There can be great benefit in exporting expertise, experience and “good practice” messages from a regulatory body - and also importing practical know-how into it. But tensions inevitably arise. The risks - in terms of taking confidential information or favouring a former employer – require active ethical management.
These tensions can be particularly acute where the movement of individuals is directly from a regulator to the regulated sector and vice versa. Banning such moves is both unachievable and also undesirable for the working relationships between regulators and those they regulate. But that does not mean nothing should be done. To avoid damage both to the organisation’s and the individual’s reputation, the risks must be properly managed at all levels.

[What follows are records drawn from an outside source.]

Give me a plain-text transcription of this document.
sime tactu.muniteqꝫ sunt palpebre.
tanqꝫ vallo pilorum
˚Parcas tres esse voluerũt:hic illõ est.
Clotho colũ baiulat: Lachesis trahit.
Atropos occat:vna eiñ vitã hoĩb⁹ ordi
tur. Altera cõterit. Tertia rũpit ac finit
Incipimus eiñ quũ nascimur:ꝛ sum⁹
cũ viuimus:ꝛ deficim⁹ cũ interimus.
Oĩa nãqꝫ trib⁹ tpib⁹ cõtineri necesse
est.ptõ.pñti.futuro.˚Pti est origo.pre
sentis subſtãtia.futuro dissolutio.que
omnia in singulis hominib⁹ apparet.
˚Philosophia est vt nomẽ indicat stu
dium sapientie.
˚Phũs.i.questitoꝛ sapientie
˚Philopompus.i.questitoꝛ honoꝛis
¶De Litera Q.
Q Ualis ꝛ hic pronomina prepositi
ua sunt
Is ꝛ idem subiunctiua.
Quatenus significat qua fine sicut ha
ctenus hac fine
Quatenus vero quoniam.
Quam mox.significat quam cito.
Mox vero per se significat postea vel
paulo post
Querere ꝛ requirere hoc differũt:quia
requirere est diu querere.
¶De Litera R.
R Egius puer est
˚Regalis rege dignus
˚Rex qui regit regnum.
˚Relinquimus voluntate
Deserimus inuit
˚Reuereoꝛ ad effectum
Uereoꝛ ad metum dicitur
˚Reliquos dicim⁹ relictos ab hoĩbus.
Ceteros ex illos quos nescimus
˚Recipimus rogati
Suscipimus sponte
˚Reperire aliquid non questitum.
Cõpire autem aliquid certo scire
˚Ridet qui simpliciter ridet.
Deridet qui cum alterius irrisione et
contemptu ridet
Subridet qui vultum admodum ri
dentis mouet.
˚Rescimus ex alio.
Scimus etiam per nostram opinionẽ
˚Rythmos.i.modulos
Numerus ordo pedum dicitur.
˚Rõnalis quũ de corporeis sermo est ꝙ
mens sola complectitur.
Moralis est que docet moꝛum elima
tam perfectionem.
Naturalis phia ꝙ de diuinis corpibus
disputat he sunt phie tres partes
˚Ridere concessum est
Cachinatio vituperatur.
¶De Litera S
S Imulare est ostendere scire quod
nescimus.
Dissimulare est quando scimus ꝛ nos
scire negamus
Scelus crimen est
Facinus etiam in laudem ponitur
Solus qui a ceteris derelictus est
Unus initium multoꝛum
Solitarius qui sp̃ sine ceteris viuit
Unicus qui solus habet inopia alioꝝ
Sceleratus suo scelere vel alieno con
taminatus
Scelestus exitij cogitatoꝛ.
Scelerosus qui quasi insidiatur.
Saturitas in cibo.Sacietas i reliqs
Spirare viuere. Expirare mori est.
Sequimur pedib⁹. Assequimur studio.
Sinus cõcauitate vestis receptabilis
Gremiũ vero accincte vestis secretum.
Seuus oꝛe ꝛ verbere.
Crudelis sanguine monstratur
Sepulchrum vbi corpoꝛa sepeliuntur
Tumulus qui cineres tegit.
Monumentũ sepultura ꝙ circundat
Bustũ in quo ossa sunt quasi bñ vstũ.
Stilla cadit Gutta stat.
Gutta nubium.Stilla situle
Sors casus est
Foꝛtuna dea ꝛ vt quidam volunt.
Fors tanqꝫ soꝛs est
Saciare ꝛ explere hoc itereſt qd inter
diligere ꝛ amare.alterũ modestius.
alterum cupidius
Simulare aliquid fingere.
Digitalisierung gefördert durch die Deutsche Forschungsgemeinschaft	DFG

In collecting evidence for our recent report ‘Striking the Balance’ on the ethical practices of regulators, the Committee was struck by how few regulatory bodies had formal policies on either recruitment of staff from the regulated sector or movement of people into the sector. Under 1/3 of the 63 bodies we surveyed at the time said they had policies on movement into the sector they regulate, and even fewer had policies on hiring staff from the regulated sector.

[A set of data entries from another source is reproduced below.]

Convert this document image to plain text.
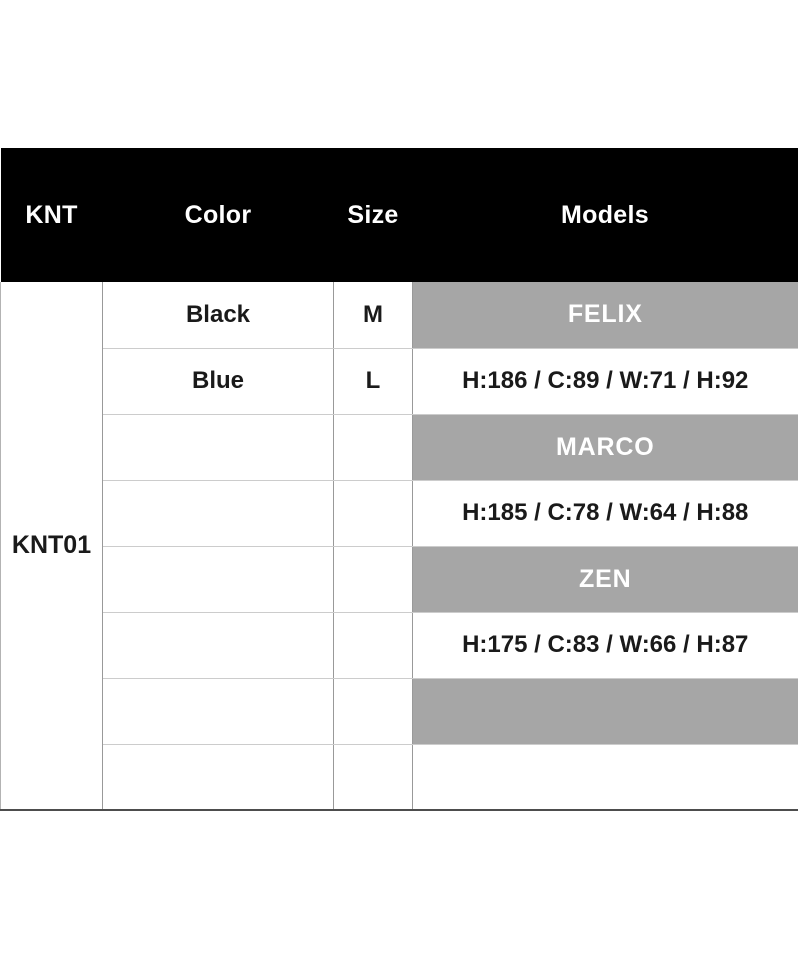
KNT	Color	Size	Models
KNT01	Black	M	FELIX
	Blue	L	H:186 / C:89 / W:71 / H:92
			MARCO
			H:185 / C:78 / W:64 / H:88
			ZEN
			H:175 / C:83 / W:66 / H:87
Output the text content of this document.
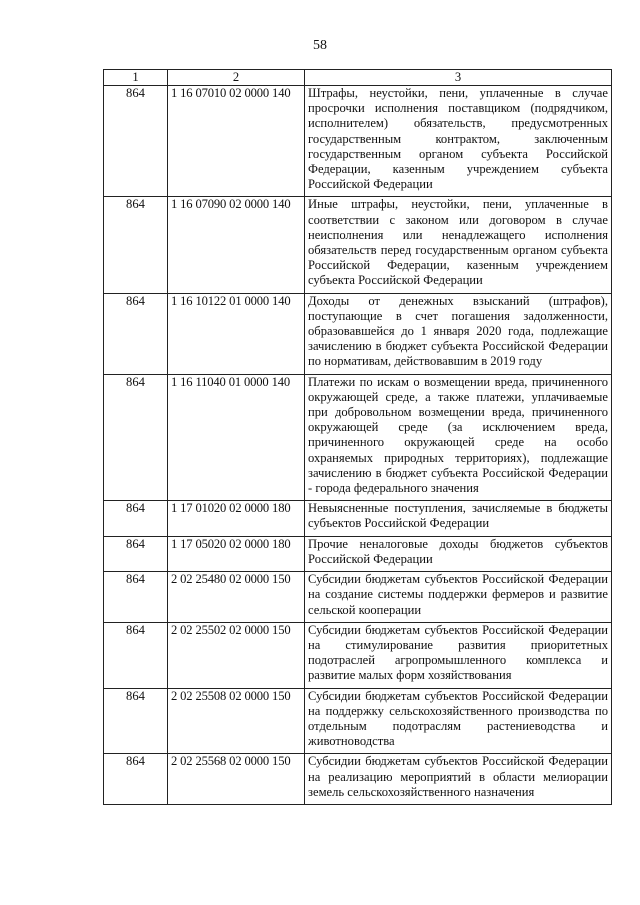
58
1	2	3
864	1 16 07010 02 0000 140	Штрафы, неустойки, пени, уплаченные в случае просрочки исполнения поставщиком (подрядчиком, исполнителем) обязательств, предусмотренных государственным контрактом, заключенным государственным органом субъекта Российской Федерации, казенным учреждением субъекта Российской Федерации
864	1 16 07090 02 0000 140	Иные штрафы, неустойки, пени, уплаченные в соответствии с законом или договором в случае неисполнения или ненадлежащего исполнения обязательств перед государственным органом субъекта Российской Федерации, казенным учреждением субъекта Российской Федерации
864	1 16 10122 01 0000 140	Доходы от денежных взысканий (штрафов), поступающие в счет погашения задолженности, образовавшейся до 1 января 2020 года, подлежащие зачислению в бюджет субъекта Российской Федерации по нормативам, действовавшим в 2019 году
864	1 16 11040 01 0000 140	Платежи по искам о возмещении вреда, причиненного окружающей среде, а также платежи, уплачиваемые при добровольном возмещении вреда, причиненного окружающей среде (за исключением вреда, причиненного окружающей среде на особо охраняемых природных территориях), подлежащие зачислению в бюджет субъекта Российской Федерации - города федерального значения
864	1 17 01020 02 0000 180	Невыясненные поступления, зачисляемые в бюджеты субъектов Российской Федерации
864	1 17 05020 02 0000 180	Прочие неналоговые доходы бюджетов субъектов Российской Федерации
864	2 02 25480 02 0000 150	Субсидии бюджетам субъектов Российской Федерации на создание системы поддержки фермеров и развитие сельской кооперации
864	2 02 25502 02 0000 150	Субсидии бюджетам субъектов Российской Федерации на стимулирование развития приоритетных подотраслей агропромышленного комплекса и развитие малых форм хозяйствования
864	2 02 25508 02 0000 150	Субсидии бюджетам субъектов Российской Федерации на поддержку сельскохозяйственного производства по отдельным подотраслям растениеводства и животноводства
864	2 02 25568 02 0000 150	Субсидии бюджетам субъектов Российской Федерации на реализацию мероприятий в области мелиорации земель сельскохозяйственного назначения
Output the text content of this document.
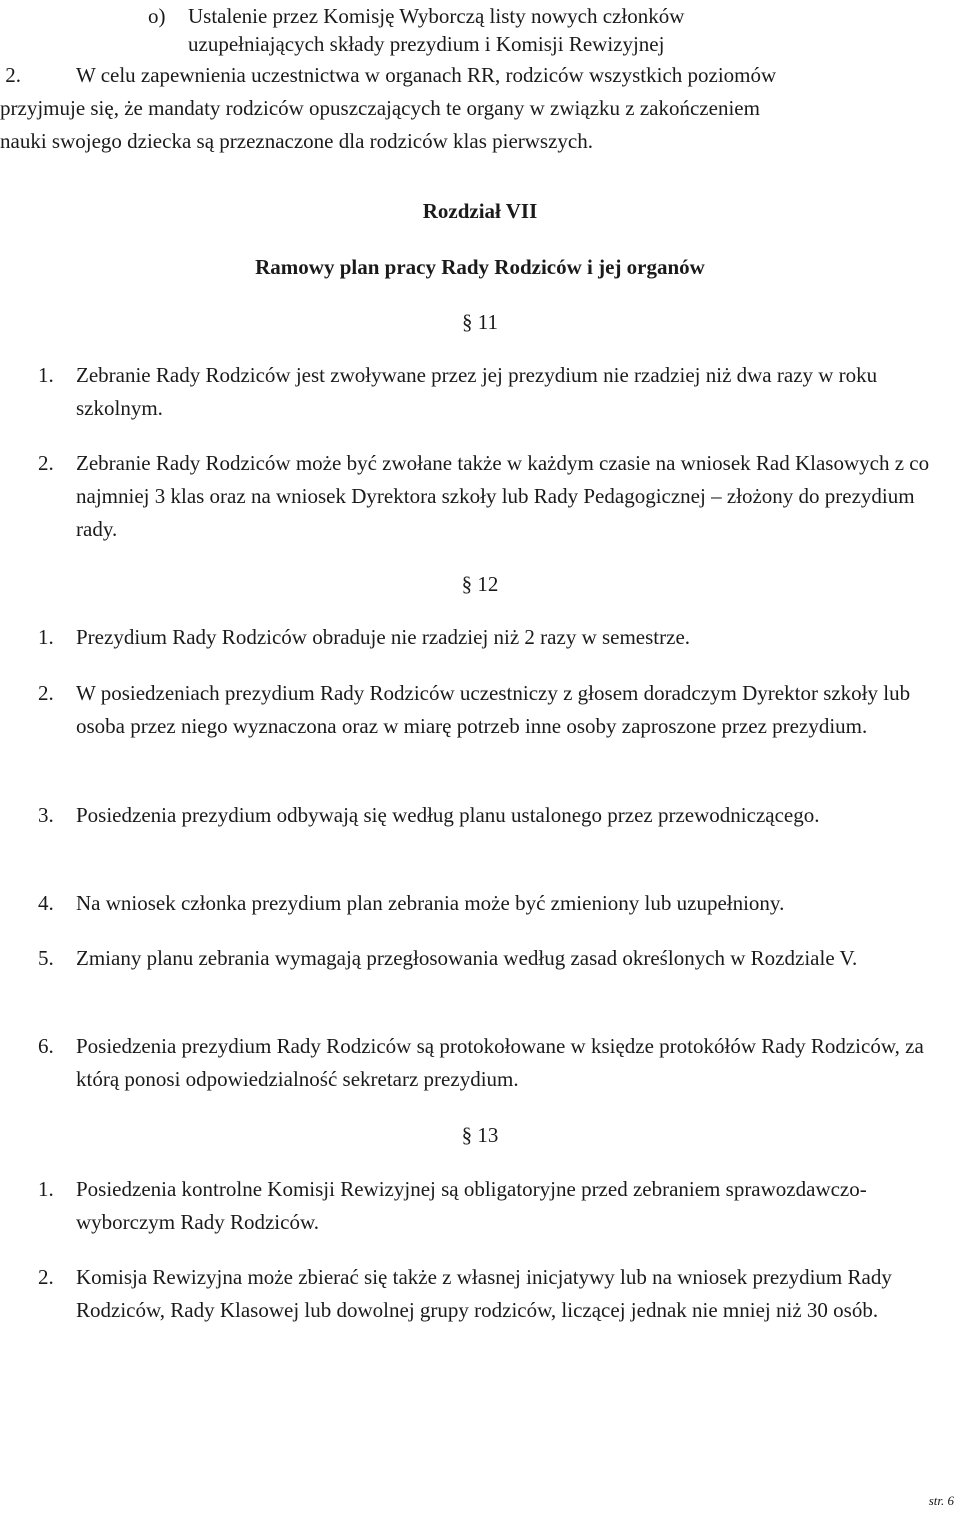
o) Ustalenie przez Komisję Wyborczą listy nowych członków
uzupełniających składy prezydium i Komisji Rewizyjnej
2.	W celu zapewnienia uczestnictwa w organach RR, rodziców wszystkich poziomów
przyjmuje się, że mandaty rodziców opuszczających te organy w związku z zakończeniem
nauki swojego dziecka są przeznaczone dla rodziców klas pierwszych.
Rozdział VII
Ramowy plan pracy Rady Rodziców i jej organów
§ 11
1.	Zebranie Rady Rodziców jest zwoływane przez jej prezydium nie rzadziej niż dwa razy w roku szkolnym.
2.	Zebranie Rady Rodziców może być zwołane także w każdym czasie na wniosek Rad Klasowych z co najmniej 3 klas oraz na wniosek Dyrektora szkoły lub Rady Pedagogicznej – złożony do prezydium rady.
§ 12
1.	Prezydium Rady Rodziców obraduje nie rzadziej niż 2 razy w semestrze.
2.	W posiedzeniach prezydium Rady Rodziców uczestniczy z głosem doradczym Dyrektor szkoły lub osoba przez niego wyznaczona oraz w miarę potrzeb inne osoby zaproszone przez prezydium.
3.	Posiedzenia prezydium odbywają się według planu ustalonego przez przewodniczącego.
4.	Na wniosek członka prezydium plan zebrania może być zmieniony lub uzupełniony.
5.	Zmiany planu zebrania wymagają przegłosowania według zasad określonych w Rozdziale V.
6.	Posiedzenia prezydium Rady Rodziców są protokołowane w księdze protokółów Rady Rodziców, za którą ponosi odpowiedzialność sekretarz prezydium.
§ 13
1.	Posiedzenia kontrolne Komisji Rewizyjnej są obligatoryjne przed zebraniem sprawozdawczo-wyborczym Rady Rodziców.
2.	Komisja Rewizyjna może zbierać się także z własnej inicjatywy lub na wniosek prezydium Rady Rodziców, Rady Klasowej lub dowolnej grupy rodziców, liczącej jednak nie mniej niż 30 osób.
str. 6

By way of contrast for the civil service, the Rules on Business Appointments are explicitly designed to avoid any reasonable concerns that a civil servant has been influenced in carrying out their official duties by the expectation of future employment or that a particular firm might gain improper advantage. At our interviews with regulators we heard particular anxieties that the moves of non-executive board members could cause big problems in terms of perceptions of integrity and independence. Similar concerns can also arise with staff – not only at executive level, but also with operational staff who know the nuts and bolts of what is going on.
After speaking to them, we recommended that – as a minimum - regulators should follow the rules that apply to civil servants, even if they are not required to. Transparency about moves and action to manage possible conflicts or risks demonstrates the organisation’s ethical standards and makes clear what is allowed and what is not.